Vos arguments économiques ne sont pas recevables, tout comme votre crainte en matière constitutionnelle. Nos amendements de repli pouvaient partiellement contenter notre demande et calmer vos appréhensions. Une augmentation exceptionnellement contenue à 1 % ou 2 % est juridiquement viable, notamment concernant un secteur comme le logement qui constitue un bien de première nécessité. Le logement n'est pas une marchandise comme une autre.
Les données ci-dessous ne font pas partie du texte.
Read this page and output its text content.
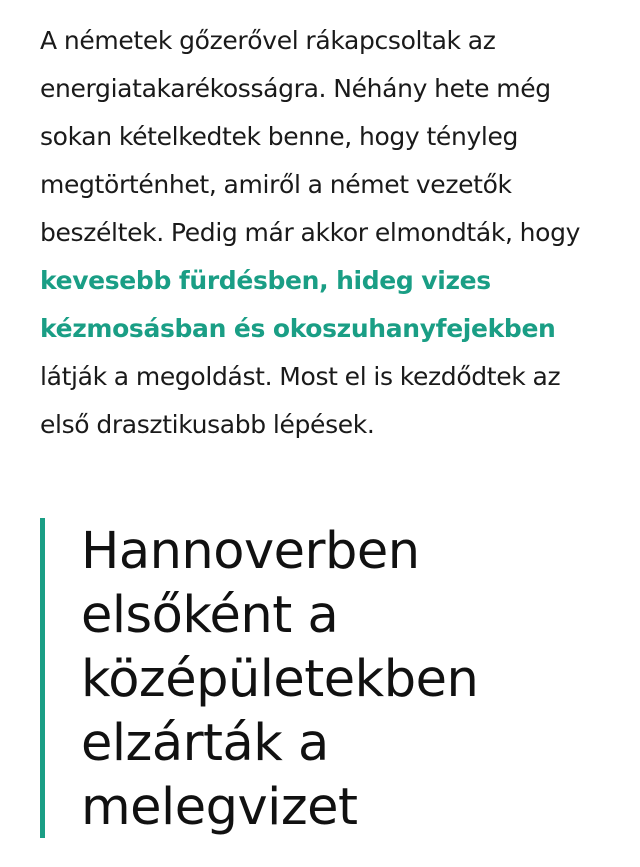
A németek gőzerővel rákapcsoltak az energiatakarékosságra. Néhány hete még sokan kételkedtek benne, hogy tényleg megtörténhet, amiről a német vezetők beszéltek. Pedig már akkor elmondták, hogy kevesebb fürdésben, hideg vizes kézmosásban és okoszuhanyfejekben látják a megoldást. Most el is kezdődtek az első drasztikusabb lépések.

Hannoverben
elsőként a
középületekben
elzárták a
melegvizet
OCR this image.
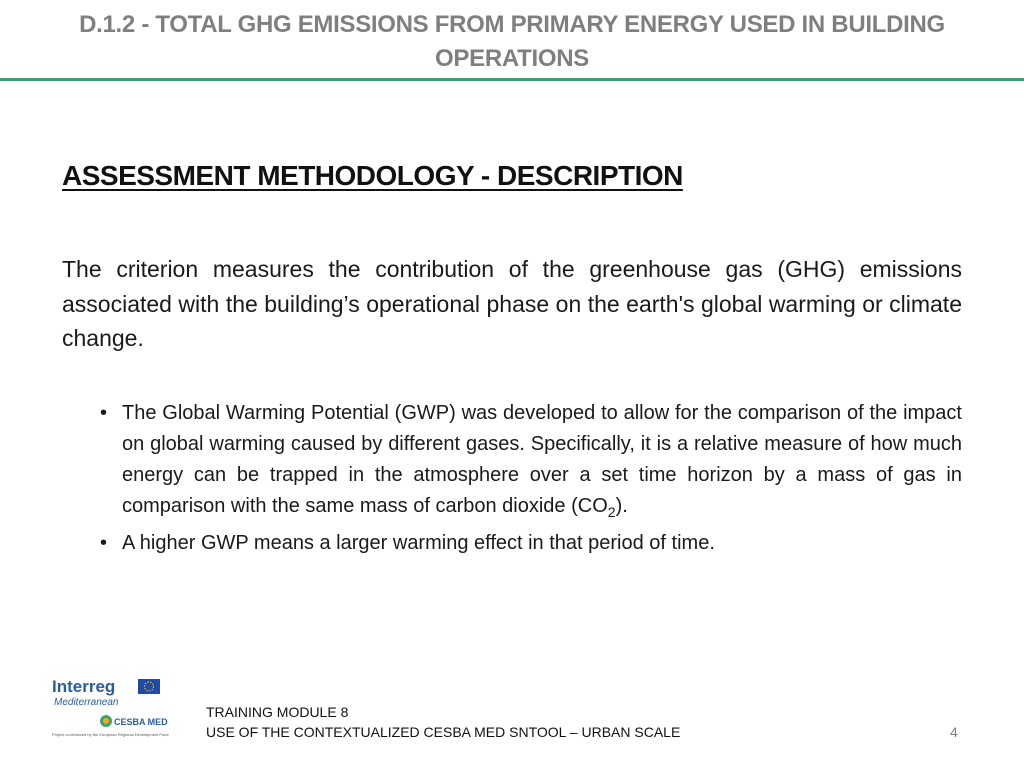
D.1.2 - TOTAL GHG EMISSIONS FROM PRIMARY ENERGY USED IN BUILDING OPERATIONS
ASSESSMENT METHODOLOGY - DESCRIPTION
The criterion measures the contribution of the greenhouse gas (GHG) emissions associated with the building’s operational phase on the earth's global warming or climate change.
• The Global Warming Potential (GWP) was developed to allow for the comparison of the impact on global warming caused by different gases. Specifically, it is a relative measure of how much energy can be trapped in the atmosphere over a set time horizon by a mass of gas in comparison with the same mass of carbon dioxide $(CO_2)$.
• A higher GWP means a larger warming effect in that period of time.
Interreg
Mediterranean
CESBA MED
Project co-financed by the European Regional Development Fund
TRAINING MODULE 8
USE OF THE CONTEXTUALIZED CESBA MED SNTOOL – URBAN SCALE	4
Encadrons suffisamment les loyers et leur hausse de façon à compenser les charges inédites et imprévues qui pèsent sur les foyers. La crise du logement entraîne un risque fort de bombe sociale, de l'aveu du ministre, et les réponses du Gouvernement, notamment à la suite du CNR logement, ne laissent pas présager une amélioration de l'accès au logement dans les mois et les années à venir.
Monsieur le rapporteur, il fallait au moins, ici, être collectivement à la hauteur en abaissant suffisamment le taux plafond. Vous avez balayé nos propositions, après un travail parlementaire et un débat à la hâte – on repassera pour le consensus et le compromis. C'était pourtant l'occasion de prendre des mesures concrètes à effet immédiat pour redonner du souffle aux locataires modestes mais aussi aux classes moyennes de plus en plus appauvries par le coût des logements. Pour mémoire, le nombre de ménages à la recherche d'un logement social a augmenté de 7 % en 2022, notamment en zone tendue – un sujet, vous le savez, qui me tient à cœur. Nous parlons de publics qui de prime abord n'effectuaient pas ce type de démarche.
Pour toutes ces raisons, et parce que nous pensons qu'il était possible de faire plus et de faire mieux pour rééquilibrer la charge de la crise sur les épaules des ménages, le groupe Socialistes et apparentés ne votera pas le texte.